21 Oct 2025 | Market News

Robert Friedland, Ivanhoe Mines founder, has warned that geopolitical fragmentation, soaring demand, and chronic underinvestment are pushing the world toward a historic copper crunch.

Some of the key messages from Friedland recently

He warns the world is in “the foothills of a major shortage of copper” that may materialise before 2030. He frames copper not only as a commodity but as a strategic material tied to both energy transition and national security. For example:

“We’re seeing a breakdown in the international order … These tensions are Balkanising the world economy, and we see it in the copper industry.”

He emphasises the scale of the challenge:

"We need to mine as much copper in the next 18 years as our species has mined in the last 10,000 years [just] to maintain ~3 % economic growth."

He points to rising costs and delays: supply chain issues, rising lead-times for equipment, and increasing project costs in mining.

Why this matters

  • If Friedland is right about a looming supply deficit, then copper prices could face strong upward pressure. Lower availability + increasing demand = tight market
  • Because he links copper to not just the energy transition but also to security/defence, the metal’s price moves might be influenced by geopolitics more than usual
  • Mining companies, project developers and investors may need to rethink timelines, costs and risk assumptions: Friedland is pointing to longer lead times and higher CAPEX
  • For end-users the risk of copper supply bottlenecks means material cost inflation or sourcing challenges
  • For countries and regulators, the strategic message is that raw-material security is part of the national economic/industrial policy, not just commodity cycles

“The world is in the foothills of a major shortage of copper.”

What to watch

Supply pipeline: Are major new copper mines getting built on time? Lead-times are stretching, costs rising. If they don’t come online as planned, the shortage may deepen.

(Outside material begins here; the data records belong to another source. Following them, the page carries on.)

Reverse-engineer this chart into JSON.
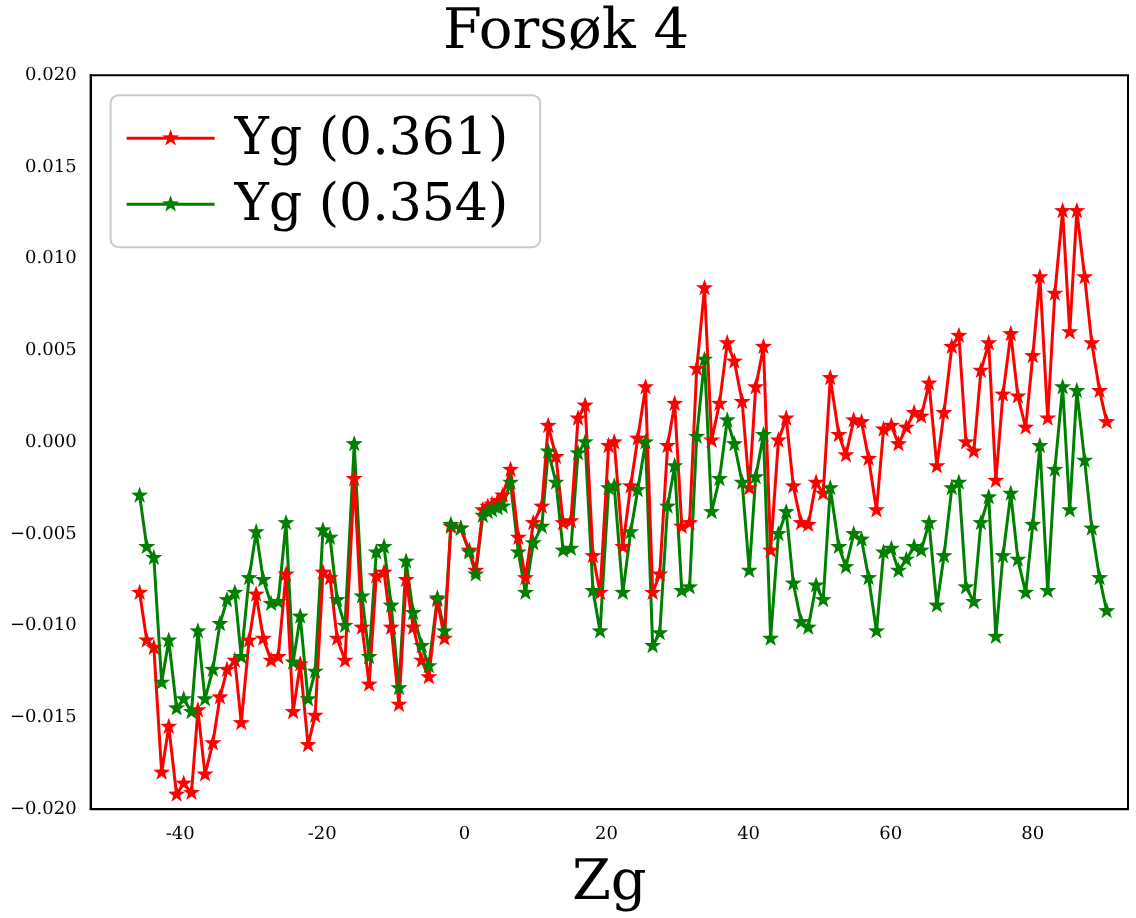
{
  "chart_data": {
    "type": "line",
    "title": "Forsøk 4",
    "xlabel": "Zg",
    "x": [
      -45.7,
      -44.7,
      -43.7,
      -42.6,
      -41.6,
      -40.5,
      -39.5,
      -38.4,
      -37.5,
      -36.5,
      -35.4,
      -34.4,
      -33.4,
      -32.3,
      -31.4,
      -30.3,
      -29.3,
      -28.3,
      -27.2,
      -26.2,
      -25.1,
      -24.1,
      -23.1,
      -22.0,
      -21.0,
      -19.9,
      -18.9,
      -17.9,
      -16.8,
      -15.5,
      -14.4,
      -13.4,
      -12.4,
      -11.3,
      -10.3,
      -9.2,
      -8.2,
      -7.2,
      -6.0,
      -5.0,
      -3.8,
      -2.8,
      -1.9,
      -0.5,
      0.7,
      1.6,
      2.6,
      3.3,
      3.9,
      4.7,
      5.4,
      6.5,
      7.6,
      8.6,
      9.7,
      10.9,
      11.8,
      12.9,
      13.9,
      15.0,
      16.0,
      17.0,
      18.1,
      19.1,
      20.3,
      21.1,
      22.3,
      23.4,
      24.4,
      25.5,
      26.5,
      27.5,
      28.6,
      29.6,
      30.6,
      31.7,
      32.7,
      33.8,
      34.8,
      35.9,
      37.0,
      38.0,
      39.1,
      40.1,
      41.0,
      42.1,
      43.1,
      44.2,
      45.3,
      46.3,
      47.4,
      48.4,
      49.5,
      50.5,
      51.5,
      52.7,
      53.7,
      54.8,
      55.9,
      56.9,
      58.0,
      59.0,
      60.1,
      61.1,
      62.2,
      63.3,
      64.3,
      65.4,
      66.5,
      67.5,
      68.6,
      69.6,
      70.6,
      71.7,
      72.7,
      73.8,
      74.8,
      75.8,
      76.9,
      77.9,
      79.0,
      80.0,
      81.0,
      82.1,
      83.1,
      84.2,
      85.2,
      86.2,
      87.3,
      88.3,
      89.4,
      90.4
    ],
    "series": [
      {
        "name": "Yg (0.361)",
        "color": "#ff0000",
        "values": [
          -0.0082,
          -0.0108,
          -0.0112,
          -0.018,
          -0.0155,
          -0.0192,
          -0.0186,
          -0.0191,
          -0.0146,
          -0.0181,
          -0.0164,
          -0.0139,
          -0.0124,
          -0.0119,
          -0.0153,
          -0.0108,
          -0.0083,
          -0.0107,
          -0.0119,
          -0.0117,
          -0.0072,
          -0.0147,
          -0.0121,
          -0.0165,
          -0.0149,
          -0.0071,
          -0.0074,
          -0.0107,
          -0.0119,
          -0.002,
          -0.0101,
          -0.0132,
          -0.0073,
          -0.0071,
          -0.0101,
          -0.0143,
          -0.0075,
          -0.0101,
          -0.0119,
          -0.0128,
          -0.0086,
          -0.0107,
          -0.0046,
          -0.0047,
          -0.0059,
          -0.007,
          -0.0037,
          -0.0035,
          -0.0034,
          -0.0032,
          -0.0029,
          -0.0015,
          -0.0052,
          -0.0074,
          -0.0044,
          -0.0035,
          0.0009,
          -0.0008,
          -0.0044,
          -0.0043,
          0.0013,
          0.002,
          -0.0062,
          -0.0082,
          -0.0002,
          0.0,
          -0.0057,
          -0.0024,
          0.0002,
          0.003,
          -0.0082,
          -0.0072,
          -0.0002,
          0.0021,
          -0.0046,
          -0.0044,
          0.004,
          0.0084,
          0.0001,
          0.0021,
          0.0054,
          0.0044,
          0.0022,
          -0.0025,
          0.003,
          0.0052,
          -0.0059,
          0.0001,
          0.0013,
          -0.0024,
          -0.0044,
          -0.0045,
          -0.0022,
          -0.0028,
          0.0035,
          0.0004,
          -0.0007,
          0.0012,
          0.0011,
          -0.0009,
          -0.0037,
          0.0007,
          0.0009,
          -0.0001,
          0.0008,
          0.0016,
          0.0014,
          0.0032,
          -0.0013,
          0.0016,
          0.0052,
          0.0058,
          0.0,
          -0.0005,
          0.0039,
          0.0054,
          -0.0021,
          0.0026,
          0.0059,
          0.0025,
          0.0008,
          0.0047,
          0.009,
          0.0013,
          0.0081,
          0.0126,
          0.006,
          0.0126,
          0.009,
          0.0054,
          0.0028,
          0.0011
        ]
      },
      {
        "name": "Yg (0.354)",
        "color": "#008000",
        "values": [
          -0.0029,
          -0.0057,
          -0.0063,
          -0.0131,
          -0.0108,
          -0.0145,
          -0.014,
          -0.0147,
          -0.0103,
          -0.014,
          -0.0124,
          -0.0099,
          -0.0086,
          -0.0082,
          -0.0117,
          -0.0074,
          -0.0049,
          -0.0075,
          -0.0088,
          -0.0087,
          -0.0044,
          -0.012,
          -0.0095,
          -0.014,
          -0.0125,
          -0.0048,
          -0.0052,
          -0.0086,
          -0.01,
          -0.0001,
          -0.0084,
          -0.0117,
          -0.006,
          -0.0057,
          -0.0089,
          -0.0134,
          -0.0065,
          -0.0093,
          -0.0111,
          -0.0122,
          -0.0085,
          -0.0103,
          -0.0045,
          -0.0047,
          -0.006,
          -0.0072,
          -0.004,
          -0.0038,
          -0.0037,
          -0.0036,
          -0.0035,
          -0.0022,
          -0.006,
          -0.0082,
          -0.0055,
          -0.0046,
          -0.0005,
          -0.0022,
          -0.0059,
          -0.0058,
          -0.0006,
          0.0,
          -0.0081,
          -0.0103,
          -0.0025,
          -0.0024,
          -0.0082,
          -0.0049,
          -0.0026,
          0.0,
          -0.0111,
          -0.0104,
          -0.0035,
          -0.0013,
          -0.0081,
          -0.0079,
          0.0003,
          0.0045,
          -0.0038,
          -0.002,
          0.0012,
          -0.0001,
          -0.0022,
          -0.007,
          -0.0019,
          0.0004,
          -0.0107,
          -0.005,
          -0.0038,
          -0.0077,
          -0.0098,
          -0.0101,
          -0.0078,
          -0.0086,
          -0.0025,
          -0.0057,
          -0.0068,
          -0.005,
          -0.0053,
          -0.0074,
          -0.0103,
          -0.006,
          -0.0058,
          -0.007,
          -0.0064,
          -0.0057,
          -0.0059,
          -0.0044,
          -0.0089,
          -0.0062,
          -0.0025,
          -0.0022,
          -0.0079,
          -0.0087,
          -0.0044,
          -0.003,
          -0.0106,
          -0.0062,
          -0.0028,
          -0.0064,
          -0.0082,
          -0.0045,
          -0.0002,
          -0.0081,
          -0.0015,
          0.003,
          -0.0037,
          0.0028,
          -0.001,
          -0.0047,
          -0.0074,
          -0.0092
        ]
      }
    ],
    "xlim": [
      -52.6,
      93.4
    ],
    "xticks": [
      -40,
      -20,
      0,
      20,
      40,
      60,
      80
    ],
    "ylim": [
      -0.02,
      0.02
    ],
    "yticks": [
      {
        "value": -0.02,
        "label": "−0.020"
      },
      {
        "value": -0.015,
        "label": "−0.015"
      },
      {
        "value": -0.01,
        "label": "−0.010"
      },
      {
        "value": -0.005,
        "label": "−0.005"
      },
      {
        "value": 0,
        "label": "0.000"
      },
      {
        "value": 0.005,
        "label": "0.005"
      },
      {
        "value": 0.01,
        "label": "0.010"
      },
      {
        "value": 0.015,
        "label": "0.015"
      },
      {
        "value": 0.02,
        "label": "0.020"
      }
    ],
    "grid": false,
    "legend": "top left",
    "marker": "star",
    "line_style": "solid"
  }
}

Demand shocks: Acceleration in EVs, renewables, grid upgrades, and defence spending may push demand higher quicker.

Geopolitical risk: Trade restrictions, export controls, supply-chain fragmentation (as Friedland flagged) may further tighten market.

Price levels: If the market acknowledges a structural shortage, price ceilings may shift higher; companies may need higher price assumptions to justify investment.

Investor decision-making: For mining sector investors or companies contemplating copper projects, risk/reward may look more favourable now - if you accept higher risk of delays/costs.

Supply / security risk

Friedland warns of deepening geopolitical disturbances disrupting copper supply chains:

“We’re seeing a breakdown in the international order … these tensions are Balkanising the world economy, and we see it in the copper industry.”

He noted rising lead times for procurement of equipment and structural increases in cost for putting new mines into production.

He contends the world is already on the cusp of (or in the early stages of) a serious copper shortage:

“The world is in ‘the foothills of a major shortage of copper’ expected before 2030.”

He has also stated that for modest global growth (~3 %) the quantity of copper required over the next ~18 years equals all the copper mined in the last 10,000 years.

Policy and strategic shifts

On U.S. policy:

“Without it (critical raw materials), you can’t do anything about global warming or greening the world economy and you have a critical vulnerability in national security.”

He supported high tariffs on copper imports as a wake-up call to domestic supply vulnerabilities.

On technology and production: he co-founded I‑Pulse to develop new processing and mining technologies - underscoring his belief that supply constraints are not just geological but technological.

In general

“We’re seeing a breakdown in the international order … these tensions are Balkanising the world economy, and we see it in the copper industry.”

“The world is in ‘the foothills of a major shortage of copper’ expected before 2030.”

“There is no rational price for something you absolutely must have.”

“Copper is not just a commodity; it is becoming a national-security issue.”

“Without it (critical raw materials), you can’t do anything about global warming or greening the world economy…”

Why this matters

Supply constraints: Friedland is signalling that just relying on new mines and expansions may not suffice - lead times are longer, costs higher, geopolitics riskier.

Price pressure upward: If his thesis is correct then copper prices may need to move significantly higher than current levels to incentivise new supply.

Shift in paradigm: Copper is increasingly framed as a strategic metal rather than simply an industrial commodity - meaning policy, national security and technology become key drivers.

Investment lens: For mining companies, investors and end-users the message is: act early. Supply risk may not be years away; it may already be beginning.

Technology and innovation influence: The need for new processing, refined efficiency and cleaner production may differentiate which projects succeed and which falter.